BUONE INDICAZIONI PER ROWHANI. In tarda serata sono iniziate le operazioni di conteggio. Alcuni funzionari rimasti anonimi hanno riferito ad Associated Press che un campionamento preliminare dei risultati su tutto il territorio suggerisce un ampio consenso per il riformista Rowhani, sia nelle città sia nelle aree rurali. Un conteggio tuttavia troppo ridotto per indicare una chiara tendenza

L’APPELLO AL VOTO DI KHAMENEI. Stamattina l’ayatollah Ali Khamenei, leader supremo dell’Iran, è andato presto a votare e ha invitato a recarsi alle urne. In alcune dichiarazioni trasmesse dalla tv di Stato, Khamenei ha poi usato parole dure contro gli Stati Uniti. “Recentemente ho sentito che un funzionario della sicurezza Usa ha detto che non accetteranno queste elezioni. Ok, andate al diavolo”, ha detto Khamenei. Ieri la portavoce del dipartimento di Stato Usa, Jen Psaki, aveva detto che Washington non pensa che il processo elettorale iraniano sia trasparente, ma che non scoraggia i cittadini dal recarsi al voto. Anche l’ex presidente Akbar Hashemi Rafsanjani, al quale non è stato permesso di candidarsi, ha lanciato un appello per evitare il boicottaggio del voto scelto da molti come forma di protesta contro anni di arresti e intimidazioni.

LUNGHE CODE AI SEGGI. L’alta partecipazione al voto suggerisce che le elezioni, per le quali un tempo era considerata scontata la vittoria dell’establishment, siano viste dai riformisti come un’opportunità per tornare a far sentire la propria voce dopo anni di repressione.
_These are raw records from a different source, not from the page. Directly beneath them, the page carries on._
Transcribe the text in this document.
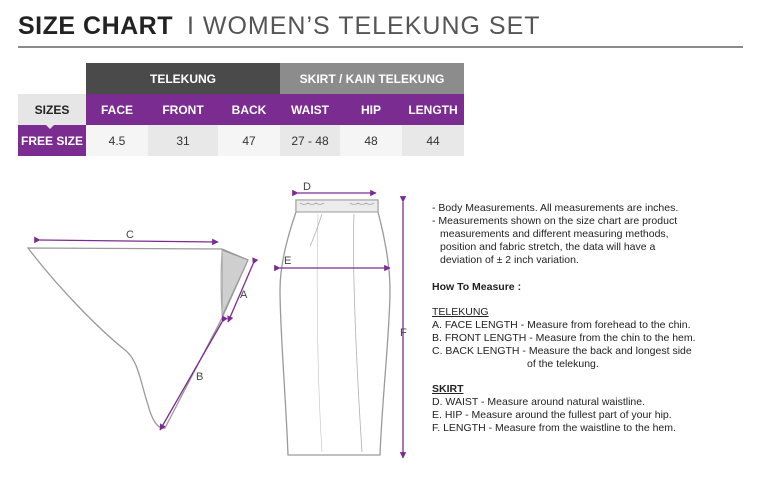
SIZE CHART I WOMEN’S TELEKUNG SET
	TELEKUNG			SKIRT / KAIN TELEKUNG		
SIZES	FACE	FRONT	BACK	WAIST	HIP	LENGTH
FREE SIZE	4.5	31	47	27 - 48	48	44
C
A
B
D
E
F

- Body Measurements. All measurements are inches.

- Measurements shown on the size chart are product

measurements and different measuring methods,

position and fabric stretch, the data will have a

deviation of ± 2 inch variation.

How To Measure :

TELEKUNG

A. FACE LENGTH - Measure from forehead to the chin.

B. FRONT LENGTH - Measure from the chin to the hem.

C. BACK LENGTH - Measure the back and longest side

of the telekung.

SKIRT

D. WAIST - Measure around natural waistline.

E. HIP - Measure around the fullest part of your hip.

F. LENGTH - Measure from the waistline to the hem.
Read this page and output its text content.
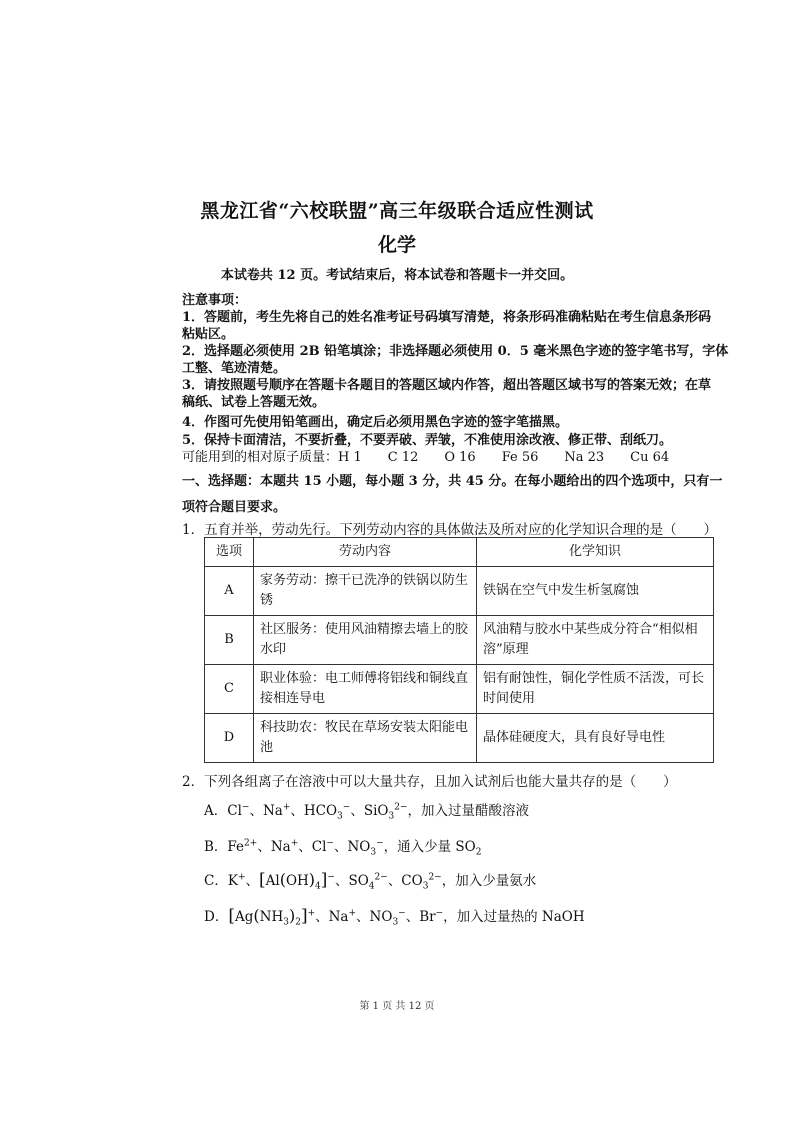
黑龙江省“六校联盟”高三年级联合适应性测试
化学
本试卷共 12 页。考试结束后，将本试卷和答题卡一并交回。
注意事项：
1．答题前，考生先将自己的姓名准考证号码填写清楚，将条形码准确粘贴在考生信息条形码
粘贴区。
2．选择题必须使用 2B 铅笔填涂；非选择题必须使用 0．5 毫米黑色字迹的签字笔书写，字体
工整、笔迹清楚。
3．请按照题号顺序在答题卡各题目的答题区域内作答，超出答题区域书写的答案无效；在草
稿纸、试卷上答题无效。
4．作图可先使用铅笔画出，确定后必须用黑色字迹的签字笔描黑。
5．保持卡面清洁，不要折叠，不要弄破、弄皱，不准使用涂改液、修正带、刮纸刀。
可能用到的相对原子质量：H 1　　C 12　　O 16　　Fe 56　　Na 23　　Cu 64
一、选择题：本题共 15 小题，每小题 3 分，共 45 分。在每小题给出的四个选项中，只有一
项符合题目要求。
1．五育并举，劳动先行。下列劳动内容的具体做法及所对应的化学知识合理的是（　　）
选项	劳动内容	化学知识
A	家务劳动：擦干已洗净的铁锅以防生锈	铁锅在空气中发生析氢腐蚀
B	社区服务：使用风油精擦去墙上的胶水印	风油精与胶水中某些成分符合“相似相溶”原理
C	职业体验：电工师傅将铝线和铜线直接相连导电	铝有耐蚀性，铜化学性质不活泼，可长时间使用
D	科技助农：牧民在草场安装太阳能电池	晶体硅硬度大，具有良好导电性
2．下列各组离子在溶液中可以大量共存，且加入试剂后也能大量共存的是（　　）
A．Cl−、Na+、$HCO_3^-$、SiO$_3^{2-}$，加入过量醋酸溶液
B．$Fe^{2+}$、Na+、Cl−、$NO_3^-$，通入少量 $SO_2$
C．K+、$[Al(OH)_4]^-$、$SO_4^{2-}$、$CO_3^{2-}$，加入少量氨水
D．$[Ag(NH_3)_2]^+$、Na+、$NO_3^-$、Br−，加入过量热的 NaOH
第 1 页 共 12 页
Ancora non c’è nessun front-runner chiaro fra i sei candidati, tra i quali c’è un solo riformista, Hasan Rowhani. Una sua vittoria sarebbe considerata come una piccola battuta d’arresto per l’establishment, ma si tratta comunque di una sfida minore rispetto a quella costituita quattro anni fa dal movimento riformista verde, sul quale fu attuata una brutale repressione nelle proteste che seguirono le elezioni del 2009.

LE ELEZIONI DEL 2009. Sul voto di quattro anni fa pesarono accuse di brogli e vinse Mahmoud Ahmadinejad, che ha guidato il Paese per otto anni e non ha potuto quindi ricandidarsi visto che la legge consente di ricoprire solo due mandati presidenziali consecutivi. In Iran il presidente non ha voce in capitolo diretta nelle decisioni chiave, come il programma nucleare, della difesa e le relazioni estere, ma dà un tono importante al posizionamento del Paese sulla scena mondiale.

SEGGI APERTI ANCHE IN USA. Migliaia di iraniani-americani e di espatriati potranno votare oggi negli Stati Uniti nei 20 seggi allestiti in 13 Stati. L’orario di apertura è stato fissato per le 7 locali di ogni singolo Stato. La California è lo Stato con il maggior numero di seggi, sei, vista la massiccia presenza di iraniani. Centri di voto sono stati allestiti anche a New York, Chicago e Washington.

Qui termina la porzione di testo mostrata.